Higher-order topological insulators in two-dimensional antiferromagnetic and altermagnetic chromium-based group-IV chalcogenides

Abstract

Based on first-principles calculations combined with theoretical analysis, we identify a family of monolayer chromium-based group-IV chalcogenides as a new class of two-dimensional (2D) magnetic higher-order topological insulators (HOTIs). Specifically, the CrCX3 (X= S, Se, Te) and CrSiS3 monolayers are found to host conventional antiferromagnetic ground states with PT symmetry, whereas the Janus compounds Cr2C2S3Se3 and Cr2Si2S3Se3 exhibit altermagnetic ground states.
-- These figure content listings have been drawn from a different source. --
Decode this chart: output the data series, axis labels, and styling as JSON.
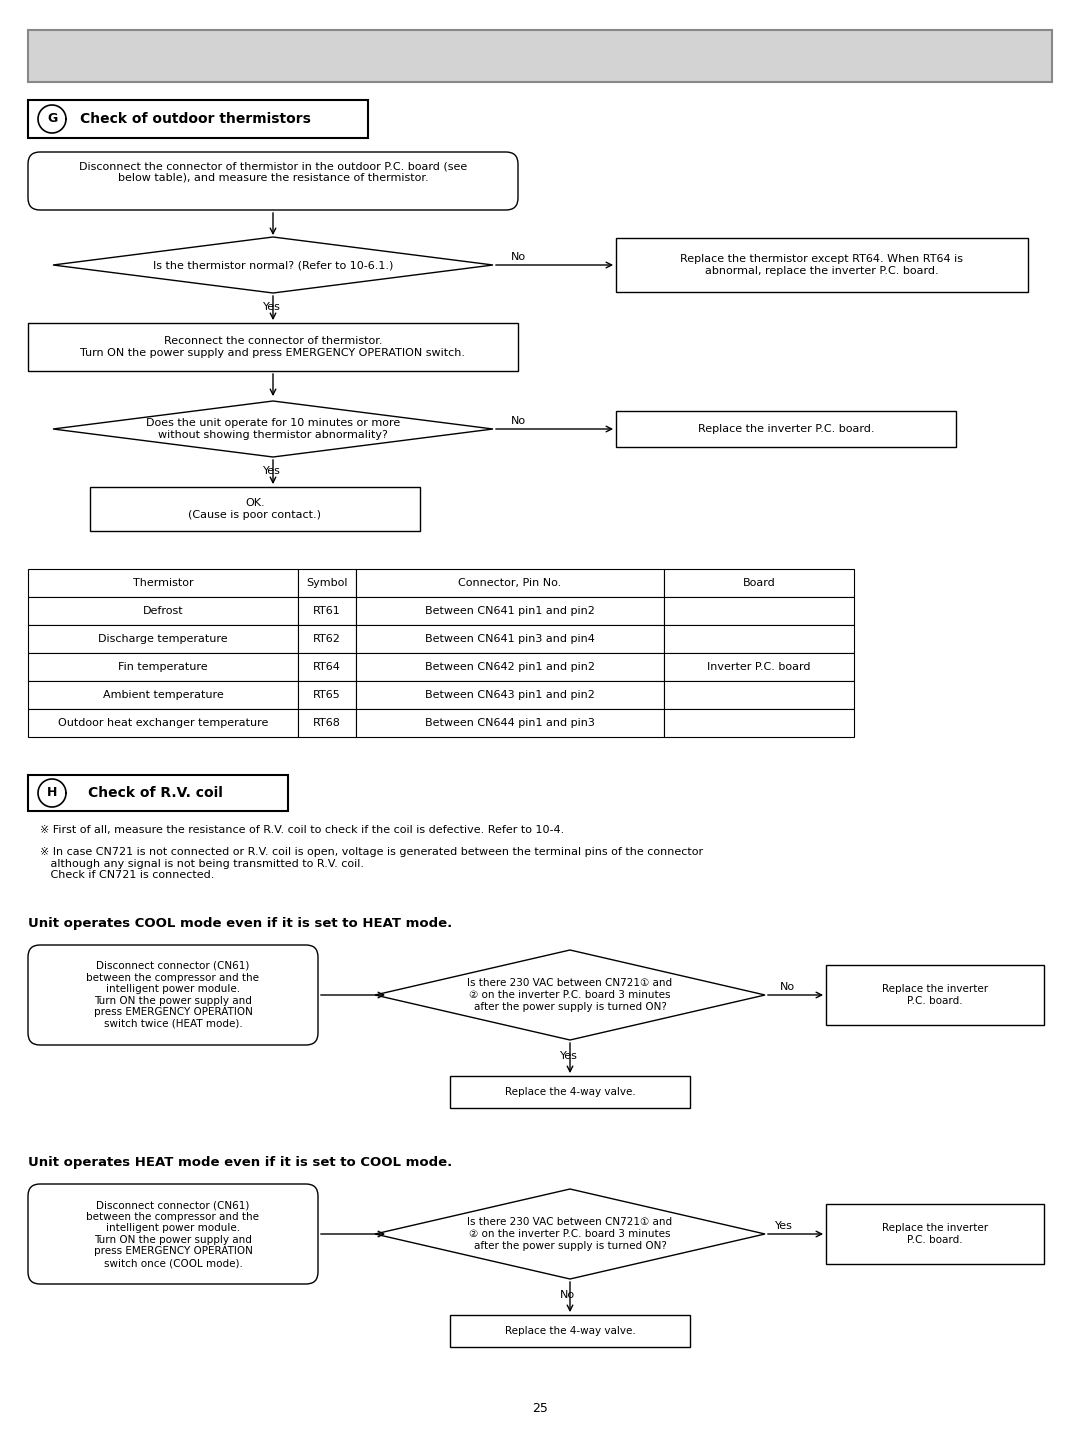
{
  "page_number": "25",
  "header_bg": "#d0d0d0",
  "flowchart_G": {
    "box1": "Disconnect the connector of thermistor in the outdoor P.C. board (see\nbelow table), and measure the resistance of thermistor.",
    "diamond1": "Is the thermistor normal? (Refer to 10-6.1.)",
    "box2_no": "Replace the thermistor except RT64. When RT64 is\nabnormal, replace the inverter P.C. board.",
    "box3": "Reconnect the connector of thermistor.\nTurn ON the power supply and press EMERGENCY OPERATION switch.",
    "diamond2": "Does the unit operate for 10 minutes or more\nwithout showing thermistor abnormality?",
    "box4_no": "Replace the inverter P.C. board.",
    "box5": "OK.\n(Cause is poor contact.)"
  },
  "table_headers": [
    "Thermistor",
    "Symbol",
    "Connector, Pin No.",
    "Board"
  ],
  "table_rows": [
    [
      "Defrost",
      "RT61",
      "Between CN641 pin1 and pin2",
      ""
    ],
    [
      "Discharge temperature",
      "RT62",
      "Between CN641 pin3 and pin4",
      ""
    ],
    [
      "Fin temperature",
      "RT64",
      "Between CN642 pin1 and pin2",
      "Inverter P.C. board"
    ],
    [
      "Ambient temperature",
      "RT65",
      "Between CN643 pin1 and pin2",
      ""
    ],
    [
      "Outdoor heat exchanger temperature",
      "RT68",
      "Between CN644 pin1 and pin3",
      ""
    ]
  ],
  "notes_H": [
    "※ First of all, measure the resistance of R.V. coil to check if the coil is defective. Refer to 10-4.",
    "※ In case CN721 is not connected or R.V. coil is open, voltage is generated between the terminal pins of the connector\n   although any signal is not being transmitted to R.V. coil.\n   Check if CN721 is connected."
  ],
  "cool_left_box": "Disconnect connector (CN61)\nbetween the compressor and the\nintelligent power module.\nTurn ON the power supply and\npress EMERGENCY OPERATION\nswitch twice (HEAT mode).",
  "cool_diamond": "Is there 230 VAC between CN721① and\n② on the inverter P.C. board 3 minutes\nafter the power supply is turned ON?",
  "cool_no_box": "Replace the inverter\nP.C. board.",
  "cool_yes_box": "Replace the 4-way valve.",
  "heat_left_box": "Disconnect connector (CN61)\nbetween the compressor and the\nintelligent power module.\nTurn ON the power supply and\npress EMERGENCY OPERATION\nswitch once (COOL mode).",
  "heat_diamond": "Is there 230 VAC between CN721① and\n② on the inverter P.C. board 3 minutes\nafter the power supply is turned ON?",
  "heat_yes_box": "Replace the inverter\nP.C. board.",
  "heat_no_box": "Replace the 4-way valve."
}
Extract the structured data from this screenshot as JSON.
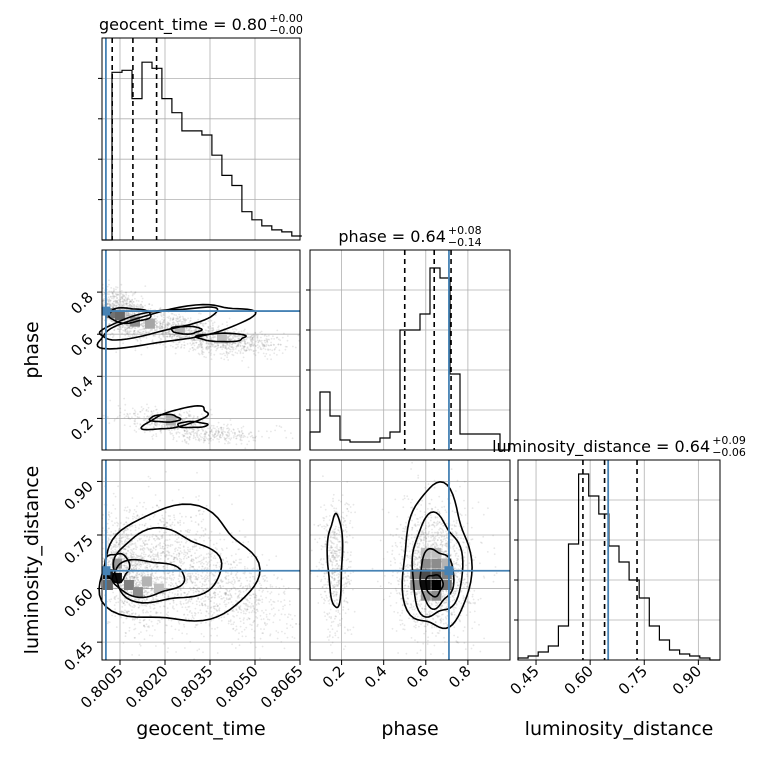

We demonstrate that all these monolayer magnetic materials realize 2D HOTI phases, in which the nontrivial topology is protected by lattice C3 rotational symmetry and manifests as zero-dimensional corner states carrying quantized fractional charges. Moreover, upon inclusion of spin-orbit coupling, these systems remain in the HOTI phase and continue to host robust corner-localized states, confirming the stability of their higher-order topological nature. Our results reveal an intrinsic connection between higher-order topology and magnetic order in 2D antiferromagnetic and altermagnetic systems, identifying chromium-based group-IV chalcogenide monolayers as promising platforms for exploring higher-order topological phases and their potential relevance for future topological and spintronic applications.